Meredith is a town in Victoria, Australia, located on the Midland Highway between Ballarat and Geelong, in the local government area of the Golden Plains Shire. At the , Meredith had a population of 821, an increase from the 788 at the

== History ==
The town was surveyed in 1851–52. The town is believed to be named in honour of Captain Charles Meredith.

Meredith Post Office opened on 1 November 1854 and the railway came to the town with the opening of the Geelong-Ballarat line in 1862, with the local railway station opened soon after. Now only grain and freight trains use the line.

Darra, a house and stone cottage at 490 Slate Quarry Road, is listed on the Victorian Heritage Register.

The Anglican Church of the Epiphany is another heritage-listed building located in the town.

==Governance==

The Meredith Road District (an early form of local government in Victoria) was established on 30 June 1863, and was redesignated as a shire on 28 April 1871. It absorbed Steiglitz Borough in 1881, and in turn was absorbed by Bannockburn Shire on 15 September 1915.

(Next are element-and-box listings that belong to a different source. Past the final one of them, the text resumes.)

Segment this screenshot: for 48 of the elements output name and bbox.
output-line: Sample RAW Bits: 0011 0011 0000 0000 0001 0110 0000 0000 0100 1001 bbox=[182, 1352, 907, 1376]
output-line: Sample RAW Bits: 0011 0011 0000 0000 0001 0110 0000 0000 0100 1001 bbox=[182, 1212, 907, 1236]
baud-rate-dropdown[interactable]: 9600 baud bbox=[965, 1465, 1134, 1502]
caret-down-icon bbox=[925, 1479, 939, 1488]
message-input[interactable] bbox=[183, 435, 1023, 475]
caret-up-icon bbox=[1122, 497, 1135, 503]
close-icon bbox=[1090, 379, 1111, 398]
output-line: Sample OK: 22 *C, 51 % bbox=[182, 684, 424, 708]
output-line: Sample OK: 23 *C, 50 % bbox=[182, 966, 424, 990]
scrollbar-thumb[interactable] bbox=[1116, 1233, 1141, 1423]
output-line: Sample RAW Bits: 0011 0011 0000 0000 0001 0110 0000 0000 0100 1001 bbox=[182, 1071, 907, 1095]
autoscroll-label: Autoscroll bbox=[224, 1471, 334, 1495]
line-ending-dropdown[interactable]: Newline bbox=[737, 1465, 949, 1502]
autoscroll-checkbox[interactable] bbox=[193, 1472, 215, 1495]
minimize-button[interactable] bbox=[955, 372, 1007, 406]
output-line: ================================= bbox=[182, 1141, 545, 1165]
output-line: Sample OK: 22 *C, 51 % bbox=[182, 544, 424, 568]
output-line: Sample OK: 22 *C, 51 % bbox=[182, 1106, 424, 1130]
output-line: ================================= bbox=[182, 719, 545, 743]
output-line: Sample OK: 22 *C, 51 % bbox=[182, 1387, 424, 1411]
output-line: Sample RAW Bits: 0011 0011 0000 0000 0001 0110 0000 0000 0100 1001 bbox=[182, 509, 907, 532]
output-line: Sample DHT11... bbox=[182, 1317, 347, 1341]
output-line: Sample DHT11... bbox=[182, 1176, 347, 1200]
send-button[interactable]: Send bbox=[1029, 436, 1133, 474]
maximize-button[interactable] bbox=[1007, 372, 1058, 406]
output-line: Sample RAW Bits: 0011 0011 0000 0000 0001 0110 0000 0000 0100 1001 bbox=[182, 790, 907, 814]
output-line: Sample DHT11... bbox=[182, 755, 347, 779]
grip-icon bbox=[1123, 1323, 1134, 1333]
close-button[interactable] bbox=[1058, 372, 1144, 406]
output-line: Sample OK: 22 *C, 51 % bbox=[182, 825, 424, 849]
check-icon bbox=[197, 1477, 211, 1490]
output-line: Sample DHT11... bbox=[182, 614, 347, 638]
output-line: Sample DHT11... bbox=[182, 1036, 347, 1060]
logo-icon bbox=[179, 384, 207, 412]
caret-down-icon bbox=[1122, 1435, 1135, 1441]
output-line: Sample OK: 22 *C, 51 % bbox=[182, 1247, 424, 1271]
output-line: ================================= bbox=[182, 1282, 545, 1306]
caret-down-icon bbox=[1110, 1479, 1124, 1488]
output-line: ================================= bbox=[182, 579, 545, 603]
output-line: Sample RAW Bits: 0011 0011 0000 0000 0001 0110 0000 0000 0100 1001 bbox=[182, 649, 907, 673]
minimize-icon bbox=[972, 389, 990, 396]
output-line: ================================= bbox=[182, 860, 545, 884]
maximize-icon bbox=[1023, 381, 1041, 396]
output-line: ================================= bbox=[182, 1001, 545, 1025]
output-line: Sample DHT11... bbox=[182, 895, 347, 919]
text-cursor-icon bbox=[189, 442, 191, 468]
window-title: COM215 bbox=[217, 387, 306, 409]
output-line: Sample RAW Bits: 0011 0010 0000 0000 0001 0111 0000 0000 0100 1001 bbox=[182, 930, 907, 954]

On 18 May 1993 part of Bannockburn Shire (including Meredith) was amalgamated with part of Barrabool Shire, and with Bellarine Rural City, Corio Shire, Geelong City, Geelong West City, Newtown City & South Barwon City, to form the local government area of Greater Geelong City.

== Present day ==
Meredith has been host to the Meredith Music Festival since 1991, and is also the closest locale to the Golden Plains Festival.

Golfers play at the course of the Meredith Golf Club on the Midland Highway.

Established in 1911, the Meredith Rural Fire Brigade (MRFB) has served to protect Meredith and surrounding areas from fires and other emergencies for over 100 years. The brigade consists entirely of volunteers. The MRFB's newest appliance is a 3.4C Heavy Tanker, which was bought through fundraising by CFA members and the Victorian Government.